Life Assessment Model: A fatigue life prediction system based on the rainflow counting method is established, extending component maintenance cycles by 30%.
2. Intelligent Sootblowing Optimization
Developing a neural network-based sootblowing strategy:

Fouling Deposition Prediction: Analyzing historical data using an LSTM network allows prediction of soot accumulation locations 48 hours in advance.
Sootblowing Timing Optimization: An economic evaluation model is established, reducing sootblowing steam consumption by 25% and flue gas temperature by 3°C.

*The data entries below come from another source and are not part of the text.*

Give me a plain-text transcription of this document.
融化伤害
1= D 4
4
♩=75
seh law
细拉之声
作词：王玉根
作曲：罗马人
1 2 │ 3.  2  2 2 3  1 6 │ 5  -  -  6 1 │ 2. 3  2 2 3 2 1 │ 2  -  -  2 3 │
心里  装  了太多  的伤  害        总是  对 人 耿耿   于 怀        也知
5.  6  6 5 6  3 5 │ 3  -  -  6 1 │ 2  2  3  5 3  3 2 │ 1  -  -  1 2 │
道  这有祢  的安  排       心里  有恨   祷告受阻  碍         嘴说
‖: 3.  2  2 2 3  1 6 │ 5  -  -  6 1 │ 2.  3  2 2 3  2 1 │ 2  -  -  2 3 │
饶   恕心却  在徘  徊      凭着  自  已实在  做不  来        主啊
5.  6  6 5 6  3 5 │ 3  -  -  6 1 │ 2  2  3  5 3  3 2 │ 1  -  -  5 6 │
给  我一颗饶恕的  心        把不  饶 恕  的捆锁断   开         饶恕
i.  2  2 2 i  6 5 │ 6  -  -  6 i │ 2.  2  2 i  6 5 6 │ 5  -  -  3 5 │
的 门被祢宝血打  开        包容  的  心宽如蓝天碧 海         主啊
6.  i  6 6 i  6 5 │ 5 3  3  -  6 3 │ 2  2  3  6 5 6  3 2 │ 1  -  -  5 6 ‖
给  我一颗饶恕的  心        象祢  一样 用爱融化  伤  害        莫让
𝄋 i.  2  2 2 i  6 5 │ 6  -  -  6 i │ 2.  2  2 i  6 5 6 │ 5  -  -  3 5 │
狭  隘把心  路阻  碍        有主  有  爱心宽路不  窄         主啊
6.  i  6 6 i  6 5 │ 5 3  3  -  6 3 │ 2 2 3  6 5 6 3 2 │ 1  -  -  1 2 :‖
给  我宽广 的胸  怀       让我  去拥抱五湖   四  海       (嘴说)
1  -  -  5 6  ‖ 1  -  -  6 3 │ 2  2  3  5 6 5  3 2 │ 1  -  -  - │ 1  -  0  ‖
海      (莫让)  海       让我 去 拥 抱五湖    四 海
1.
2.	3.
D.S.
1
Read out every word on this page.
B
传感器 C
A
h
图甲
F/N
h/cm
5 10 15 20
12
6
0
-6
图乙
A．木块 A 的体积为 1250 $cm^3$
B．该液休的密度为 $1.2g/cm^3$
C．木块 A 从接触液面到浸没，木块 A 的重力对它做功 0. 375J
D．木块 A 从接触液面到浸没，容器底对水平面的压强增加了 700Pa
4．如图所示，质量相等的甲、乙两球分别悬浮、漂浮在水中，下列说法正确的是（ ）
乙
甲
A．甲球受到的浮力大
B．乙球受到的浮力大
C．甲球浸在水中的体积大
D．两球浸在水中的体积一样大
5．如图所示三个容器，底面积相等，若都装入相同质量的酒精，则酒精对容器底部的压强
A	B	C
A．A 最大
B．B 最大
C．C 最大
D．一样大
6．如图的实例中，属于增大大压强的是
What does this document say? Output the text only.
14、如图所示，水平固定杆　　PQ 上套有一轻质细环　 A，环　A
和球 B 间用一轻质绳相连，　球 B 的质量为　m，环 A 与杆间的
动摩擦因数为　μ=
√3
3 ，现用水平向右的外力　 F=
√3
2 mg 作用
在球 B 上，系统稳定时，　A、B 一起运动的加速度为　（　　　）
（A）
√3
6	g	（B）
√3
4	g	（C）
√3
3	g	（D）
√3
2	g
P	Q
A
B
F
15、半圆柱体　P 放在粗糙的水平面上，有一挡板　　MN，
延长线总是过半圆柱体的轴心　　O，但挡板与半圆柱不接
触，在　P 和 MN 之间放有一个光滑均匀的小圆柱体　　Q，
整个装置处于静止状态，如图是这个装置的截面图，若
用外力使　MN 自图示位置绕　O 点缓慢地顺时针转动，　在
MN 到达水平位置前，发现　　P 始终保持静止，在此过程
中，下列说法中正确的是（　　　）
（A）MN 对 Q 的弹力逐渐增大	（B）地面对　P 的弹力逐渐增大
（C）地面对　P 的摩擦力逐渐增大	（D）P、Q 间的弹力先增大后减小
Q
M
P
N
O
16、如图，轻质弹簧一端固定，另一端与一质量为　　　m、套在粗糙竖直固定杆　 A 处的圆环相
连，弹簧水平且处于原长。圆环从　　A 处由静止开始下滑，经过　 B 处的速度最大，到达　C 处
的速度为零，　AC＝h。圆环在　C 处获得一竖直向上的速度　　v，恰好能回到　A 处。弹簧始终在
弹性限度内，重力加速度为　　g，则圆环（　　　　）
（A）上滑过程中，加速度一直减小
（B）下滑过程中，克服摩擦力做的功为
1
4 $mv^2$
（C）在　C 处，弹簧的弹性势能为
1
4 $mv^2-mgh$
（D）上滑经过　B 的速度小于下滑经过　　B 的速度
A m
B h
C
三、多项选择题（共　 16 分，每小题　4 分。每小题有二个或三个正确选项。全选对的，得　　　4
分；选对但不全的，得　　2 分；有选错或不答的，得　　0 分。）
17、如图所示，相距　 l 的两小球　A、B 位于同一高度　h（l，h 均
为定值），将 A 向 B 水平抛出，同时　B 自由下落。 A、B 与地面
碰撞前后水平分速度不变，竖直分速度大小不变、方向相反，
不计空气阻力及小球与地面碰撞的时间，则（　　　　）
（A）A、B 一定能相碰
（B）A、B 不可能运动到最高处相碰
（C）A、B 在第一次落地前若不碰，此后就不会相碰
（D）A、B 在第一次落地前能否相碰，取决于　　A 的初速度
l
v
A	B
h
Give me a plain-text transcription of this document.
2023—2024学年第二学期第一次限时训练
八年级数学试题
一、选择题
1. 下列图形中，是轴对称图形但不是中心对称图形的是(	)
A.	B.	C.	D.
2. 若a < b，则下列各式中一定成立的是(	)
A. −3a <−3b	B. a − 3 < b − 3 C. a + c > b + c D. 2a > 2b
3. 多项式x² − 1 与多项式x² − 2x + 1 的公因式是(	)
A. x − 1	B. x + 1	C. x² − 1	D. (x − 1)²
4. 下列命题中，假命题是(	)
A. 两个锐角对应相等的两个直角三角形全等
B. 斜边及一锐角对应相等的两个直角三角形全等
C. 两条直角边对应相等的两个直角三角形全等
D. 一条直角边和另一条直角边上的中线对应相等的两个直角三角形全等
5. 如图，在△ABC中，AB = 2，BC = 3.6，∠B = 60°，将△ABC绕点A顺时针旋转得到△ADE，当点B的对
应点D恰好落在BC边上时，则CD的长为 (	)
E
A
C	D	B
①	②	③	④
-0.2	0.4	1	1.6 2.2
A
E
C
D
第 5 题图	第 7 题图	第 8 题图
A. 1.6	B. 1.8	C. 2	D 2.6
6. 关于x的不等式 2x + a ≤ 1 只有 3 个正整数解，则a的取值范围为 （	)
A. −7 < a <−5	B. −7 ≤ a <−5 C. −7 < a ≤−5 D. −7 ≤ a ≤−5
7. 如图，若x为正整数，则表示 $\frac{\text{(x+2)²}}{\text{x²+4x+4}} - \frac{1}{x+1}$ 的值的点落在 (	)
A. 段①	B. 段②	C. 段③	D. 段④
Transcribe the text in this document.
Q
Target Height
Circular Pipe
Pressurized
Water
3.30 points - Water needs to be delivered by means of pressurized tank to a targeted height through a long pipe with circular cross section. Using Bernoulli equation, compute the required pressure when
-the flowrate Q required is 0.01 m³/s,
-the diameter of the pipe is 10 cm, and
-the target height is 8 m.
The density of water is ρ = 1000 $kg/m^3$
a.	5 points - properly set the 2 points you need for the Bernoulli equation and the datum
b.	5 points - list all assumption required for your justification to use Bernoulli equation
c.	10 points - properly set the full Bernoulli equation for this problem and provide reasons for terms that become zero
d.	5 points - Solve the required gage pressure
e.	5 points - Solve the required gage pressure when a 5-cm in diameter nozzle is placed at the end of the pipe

6. Technological Development Trends

Parameter Improvement: The development of 700°C ultra-supercritical units is accelerating, and the proportion of nickel-based alloy materials used will reach 60%.
Deep Peak Shaving: A startup system capable of 20% rated load is developed to meet the needs of renewable energy consumption.
Digital Twin: A digital model of the boiler's entire lifecycle is constructed to enable virtual commissioning of the startup process. my country has developed a comprehensive ultra-supercritical boiler technology system, reaching internationally advanced levels from material research and development to system integration. As the "dual carbon" goals advance, this technology will play a greater role in the flexibility and efficient utilization of coal-fired power.